Young me would be disgusted by this. As a teenager I told a mate, who was keen on sprinting for busses, that running is pointless as there will be another one along soon so let’s just take it easy and stroll. He took my words to heart so much that to this day he still hasn’t exercised and added to that he smokes and drinks like a trooper. When he dies I will have blood on my hands.

The reason I like running is a mystery to me. How can an exercise hurt my neck, my right eye and my ear simultaneously? Those body parts are not involved and are just passengers on a journey that ultimately always ends back on my sofa.

Every Saturday like thousands of other fools I partake in Park Run. This phenomenon is organised by volunteers and runs take place around the globe, for free, every weekend. At my local woods, for example, 250 people turn up each week to run 5k, which in old money is 3.1 miles. The .1 is very important, as is old money.

On a recent run a child passed me around the 4-kilometre mark. I heard the kid say to their ‘appropriate adult’ [a term used in the health and safety speech which I believe stops upsetting non- parents]. “See Daddy I’d told you I’d beat the little fat man.”

The Dad looked at me with a little shame but some humour. His look tried to convey “Kids Eh!” whereas I read it as “I failed as a parent”.

Normally this wouldn’t have bothered me, but it did. 

The child was around 6 years old and my entire attire was older and probably hand made by younger children.

While the ‘fat little man’ description may have been accurate the words stung so I decided I was going to show this cocky little kid, and the loser Dad, exactly the sort of person they were messing with.
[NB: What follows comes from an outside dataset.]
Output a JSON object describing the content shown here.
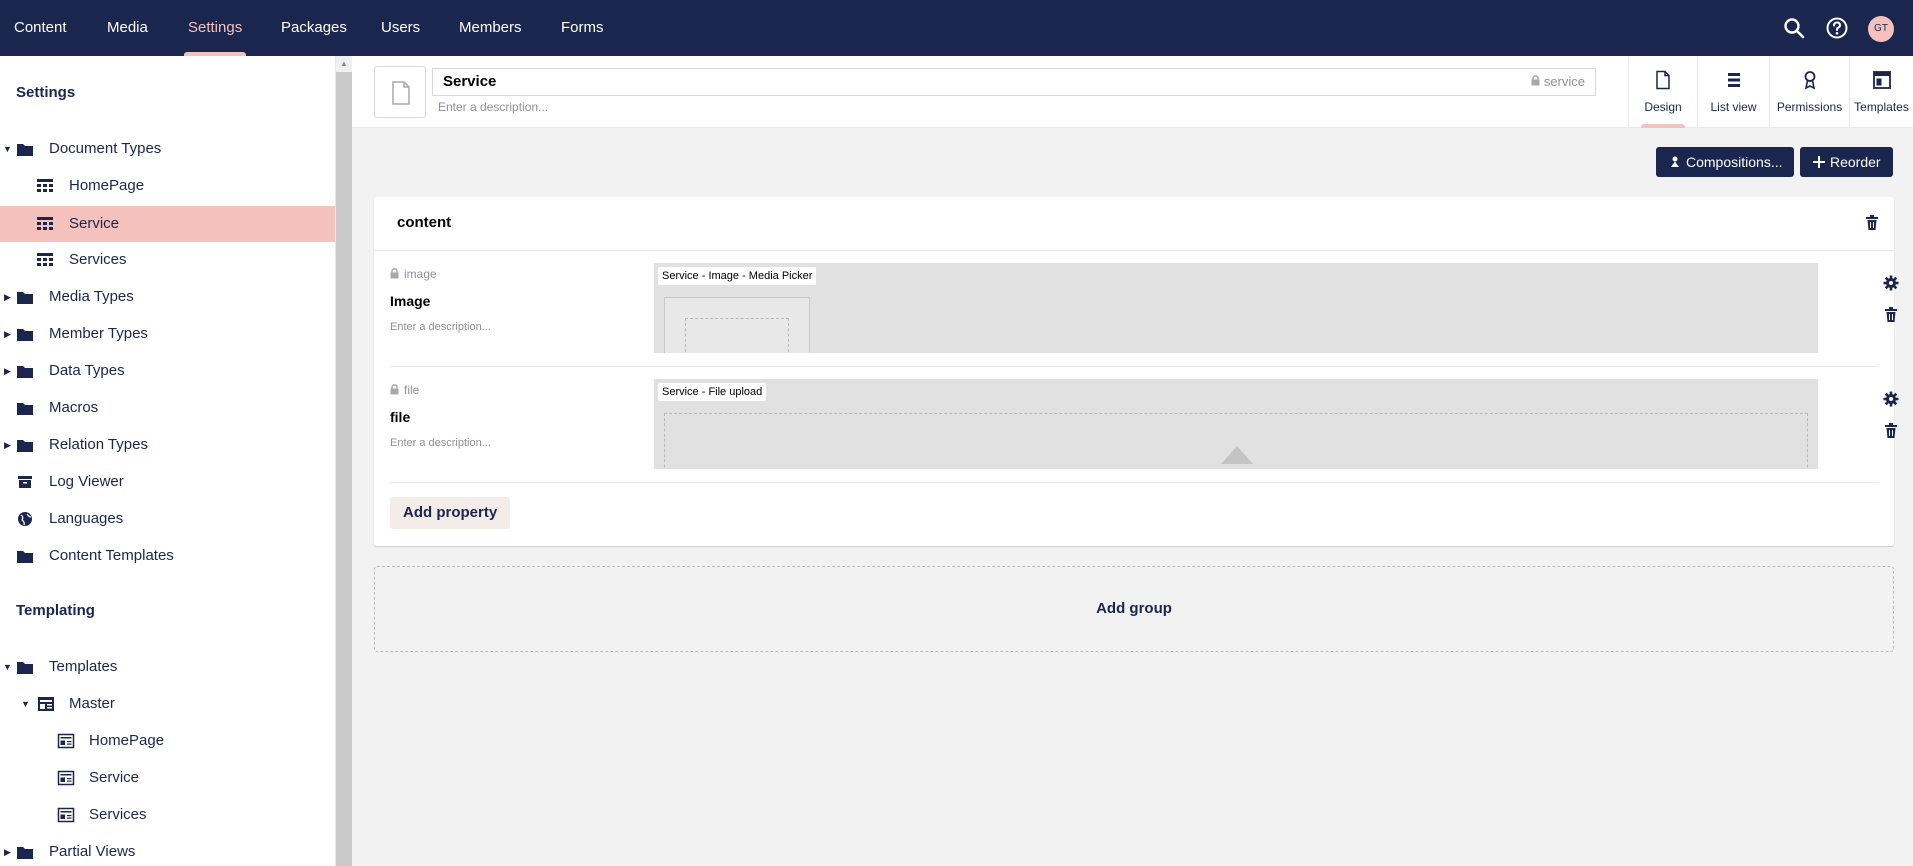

I was going to beat them to the finish line.

With a kilometre of the run remaining this was proving to be a mistake. My body had given up and it was only bloody mindedness that was keeping me going. I’d run twenty of these Park Runs and they were not getting easier, in fact the complete opposite was happening.
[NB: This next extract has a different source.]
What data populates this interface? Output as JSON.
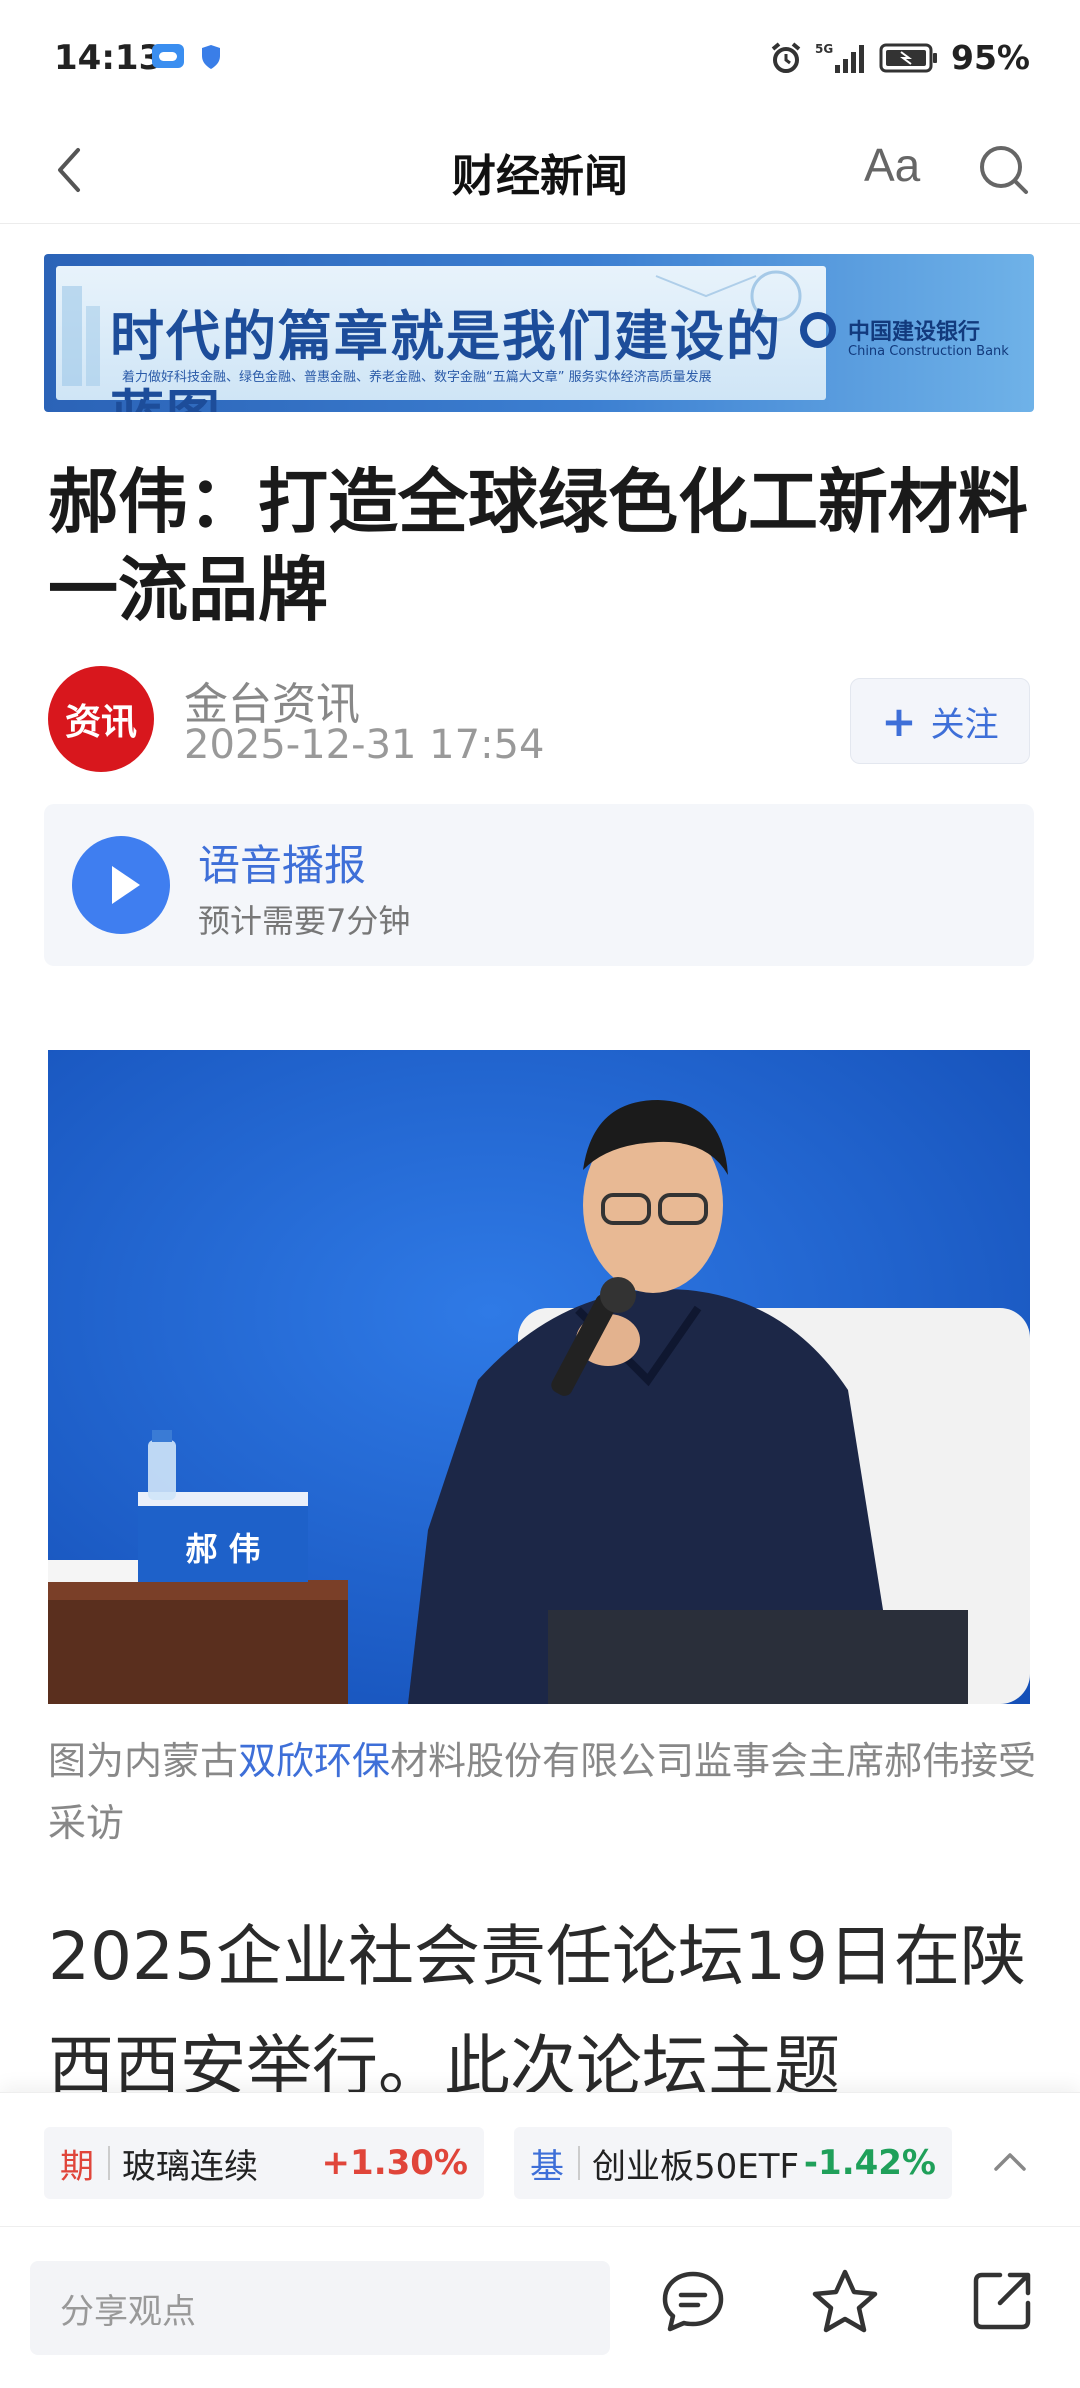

The child’s heritage was more advantageous than mine. The Dad had previously run a London Marathon as stated with his “I’ve run the London Marathon T-Shirt” whereas my Dad had only ever run to a bar.

The organisers are keen to tell you it’s not a race, and the kid didn’t even know it was in a race, but as we approached the finish line I started to sprint. The kid was about 15 feet in front of me and hadn’t even broken into a sweat whereas I was treading in puddles of it. It was now neck and neck though and over my wheezing, panting and grunting I could hear Vangelis playing. I looked as though I was going to have a coronary but that didn’t matter as I knew I could still “win”.

Then the Dad said “come on let’s RUN the last bit.” Run the last bit? What were we doing now? The child then became Roadrunner and I was Wiley Coyote, albeit a short, fat one. Beep Beep.

I passed the finish line in second place and collapsed. My recovery time turned out to be longer than the run.

My editor and proof reader for this story asked if the above was true. The only thing I changed was the child’s age as I think she was around 4. 

I’ve decided I’m going to carry on running, but not sprinting. 

I always thought people listened to music for inspiration while running, now I know it’s to drown out the funny yet very descriptive words of children.

Picture: A Door from the mid 1800’s when everyone was my size.